Jef Caine – Graphic Designer
When I was in Bible college, I got into an uncomfortable debate with a peer about whether or not we believers will be reunited with our pets in heaven.
I was confident and resolute in my position that animals did not receive the breath of life from their creator and therefore lack the eternal soul necessary for continued existence in the hereafter. I was feeling pretty good about dashing my opponent’s hopes with my doctrinal creeds when she took a more emotional approach to the argument. “Do you have pets Jef?” she asked sternly “have you ever had a connection with an animal?” she inquired before storming off. It wasn’t my finest moment.
Years later I now own a dog, I am much less certain on the eternal fate of animals, and I’m 100% convinced it’s never a good idea to use theology to be a jerk to someone. I’d all but forgotten this exchange until recently coming across a puzzling passage in the book of Ecclesiastes.
Surely the fate of human beings is like that of the animals; the same fate awaits them both: As one dies, so dies the other. All have the same breath; humans have no advantage over animals. Everything is meaningless. All go to the same place; all come from dust, and to dust all return. Who knows if the human spirit rises upward and if the spirit of the animal goes down into the earth?” Ecclesiastes 3:19-21
“Who knows”? What do you mean, “Who knows”? It bothered me to find this passage in the Bible. The author is questioning whether or not we will rise again after we die? Isn’t that a foundational principle of the Christian faith?
After talking to some peers, I’ve come to understand that the Old Testament perspective offers little certainty on the issue of an afterlife. Before Jesus, the concept of Eternal Life was more ambiguous. This line of thinking has caused me to reflect on my own perspective on life and its purpose. I recall a co-worker once challenging me by stating that if the only reason I would help someone else out is to receive a reward in Heaven, I’m not really a good person at all. His words took me back, they were as harsh as they were true.

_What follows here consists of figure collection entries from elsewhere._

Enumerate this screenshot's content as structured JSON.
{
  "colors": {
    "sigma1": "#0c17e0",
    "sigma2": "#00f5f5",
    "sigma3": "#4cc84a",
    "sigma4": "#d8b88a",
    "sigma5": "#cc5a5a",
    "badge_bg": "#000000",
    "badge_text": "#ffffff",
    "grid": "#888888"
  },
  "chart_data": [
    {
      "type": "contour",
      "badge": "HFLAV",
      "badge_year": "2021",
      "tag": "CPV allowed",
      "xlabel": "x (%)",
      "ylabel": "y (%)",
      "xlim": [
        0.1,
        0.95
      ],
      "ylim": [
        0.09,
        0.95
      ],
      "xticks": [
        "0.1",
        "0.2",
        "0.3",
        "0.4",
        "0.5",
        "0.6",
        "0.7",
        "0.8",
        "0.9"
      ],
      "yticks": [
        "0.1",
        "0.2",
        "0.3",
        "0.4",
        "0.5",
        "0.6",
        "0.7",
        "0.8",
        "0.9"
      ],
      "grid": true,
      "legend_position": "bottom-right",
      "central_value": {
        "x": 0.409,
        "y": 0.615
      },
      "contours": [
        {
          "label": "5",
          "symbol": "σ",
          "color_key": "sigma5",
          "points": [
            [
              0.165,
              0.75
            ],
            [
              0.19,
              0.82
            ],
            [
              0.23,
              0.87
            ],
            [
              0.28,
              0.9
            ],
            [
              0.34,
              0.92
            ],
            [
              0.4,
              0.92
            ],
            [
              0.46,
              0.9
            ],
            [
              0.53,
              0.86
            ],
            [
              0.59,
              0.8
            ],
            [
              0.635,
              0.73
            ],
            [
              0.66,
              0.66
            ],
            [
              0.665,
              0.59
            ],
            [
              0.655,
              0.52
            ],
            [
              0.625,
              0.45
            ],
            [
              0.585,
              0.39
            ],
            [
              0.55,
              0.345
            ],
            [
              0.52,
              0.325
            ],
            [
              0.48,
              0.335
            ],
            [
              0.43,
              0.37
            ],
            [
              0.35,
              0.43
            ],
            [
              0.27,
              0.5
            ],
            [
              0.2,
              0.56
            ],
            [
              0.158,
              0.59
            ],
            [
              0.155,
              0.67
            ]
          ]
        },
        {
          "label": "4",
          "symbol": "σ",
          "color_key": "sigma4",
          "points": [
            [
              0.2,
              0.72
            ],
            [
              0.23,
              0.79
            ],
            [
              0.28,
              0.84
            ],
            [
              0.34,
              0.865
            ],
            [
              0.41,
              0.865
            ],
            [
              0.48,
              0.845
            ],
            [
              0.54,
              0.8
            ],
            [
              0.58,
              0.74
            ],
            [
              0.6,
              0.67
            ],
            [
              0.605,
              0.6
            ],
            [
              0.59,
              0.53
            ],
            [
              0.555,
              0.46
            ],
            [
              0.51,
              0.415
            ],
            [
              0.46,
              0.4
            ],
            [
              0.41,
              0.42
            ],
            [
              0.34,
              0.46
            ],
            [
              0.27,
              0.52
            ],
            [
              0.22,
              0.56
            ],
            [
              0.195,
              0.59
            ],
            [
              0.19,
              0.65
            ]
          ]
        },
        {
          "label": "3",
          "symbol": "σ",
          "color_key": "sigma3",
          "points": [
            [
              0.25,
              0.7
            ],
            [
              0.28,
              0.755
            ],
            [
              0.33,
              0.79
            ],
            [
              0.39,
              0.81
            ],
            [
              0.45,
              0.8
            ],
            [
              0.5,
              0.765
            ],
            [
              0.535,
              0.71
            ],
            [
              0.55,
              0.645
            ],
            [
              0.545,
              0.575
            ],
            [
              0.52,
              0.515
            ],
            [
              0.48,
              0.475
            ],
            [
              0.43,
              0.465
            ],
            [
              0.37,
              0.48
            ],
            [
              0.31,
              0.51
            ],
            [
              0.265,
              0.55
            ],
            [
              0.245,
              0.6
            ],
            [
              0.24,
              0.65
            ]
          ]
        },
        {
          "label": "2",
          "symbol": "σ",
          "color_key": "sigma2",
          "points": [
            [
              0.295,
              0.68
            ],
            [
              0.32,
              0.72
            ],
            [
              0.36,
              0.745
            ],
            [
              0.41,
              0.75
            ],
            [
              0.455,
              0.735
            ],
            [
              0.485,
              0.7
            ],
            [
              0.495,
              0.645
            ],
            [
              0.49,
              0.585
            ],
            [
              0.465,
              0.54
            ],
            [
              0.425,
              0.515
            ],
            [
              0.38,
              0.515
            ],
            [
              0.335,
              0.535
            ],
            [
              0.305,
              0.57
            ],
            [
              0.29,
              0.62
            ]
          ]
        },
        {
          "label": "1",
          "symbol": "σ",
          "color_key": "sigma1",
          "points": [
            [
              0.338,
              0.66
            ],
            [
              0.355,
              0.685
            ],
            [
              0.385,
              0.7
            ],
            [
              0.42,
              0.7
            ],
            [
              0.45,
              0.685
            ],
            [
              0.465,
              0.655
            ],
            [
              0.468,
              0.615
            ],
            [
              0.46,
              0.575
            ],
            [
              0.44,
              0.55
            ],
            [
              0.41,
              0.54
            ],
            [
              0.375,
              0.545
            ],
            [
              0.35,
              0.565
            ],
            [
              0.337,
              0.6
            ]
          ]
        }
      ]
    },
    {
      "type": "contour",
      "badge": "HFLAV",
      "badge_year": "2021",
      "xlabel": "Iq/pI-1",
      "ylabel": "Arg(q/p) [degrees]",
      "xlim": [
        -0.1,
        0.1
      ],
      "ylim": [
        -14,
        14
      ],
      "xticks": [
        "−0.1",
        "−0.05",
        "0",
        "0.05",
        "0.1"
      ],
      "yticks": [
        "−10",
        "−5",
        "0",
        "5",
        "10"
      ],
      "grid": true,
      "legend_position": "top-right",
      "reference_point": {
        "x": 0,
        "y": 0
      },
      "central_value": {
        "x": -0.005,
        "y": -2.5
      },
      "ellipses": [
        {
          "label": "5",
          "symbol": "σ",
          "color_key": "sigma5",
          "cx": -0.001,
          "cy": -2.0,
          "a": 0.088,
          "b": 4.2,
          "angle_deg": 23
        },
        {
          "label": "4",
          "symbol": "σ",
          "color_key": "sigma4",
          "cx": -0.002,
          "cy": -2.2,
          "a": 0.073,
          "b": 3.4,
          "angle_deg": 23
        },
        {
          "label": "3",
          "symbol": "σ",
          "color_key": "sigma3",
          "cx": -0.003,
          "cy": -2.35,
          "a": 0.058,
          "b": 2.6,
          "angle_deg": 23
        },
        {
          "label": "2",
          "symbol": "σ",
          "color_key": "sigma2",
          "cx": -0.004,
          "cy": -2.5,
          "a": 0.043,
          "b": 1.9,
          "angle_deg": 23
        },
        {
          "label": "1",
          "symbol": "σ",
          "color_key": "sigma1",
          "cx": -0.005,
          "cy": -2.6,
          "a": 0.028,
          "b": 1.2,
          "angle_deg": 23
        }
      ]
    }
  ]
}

How would I live my life differently if heaven was not a guarantee? Would I still aspire to live a selfless life of service or would I choose a more hedonistic rout? The book of Ecclesiastes has much to say about worldly pleasure and its limits as well.
As I continue to reconsider my views on Heaven I’ve come to conclude that the Bible is less clear on the subject than I used to think, even in the New Testament. I’m working to hold my theology looser and with more openness to other’s perspectives. Whatever happens in the afterlife, it certainly can’t hurt to be more open-minded about it now. If nothing else, it will at least make me a nicer person to animal lovers everywhere.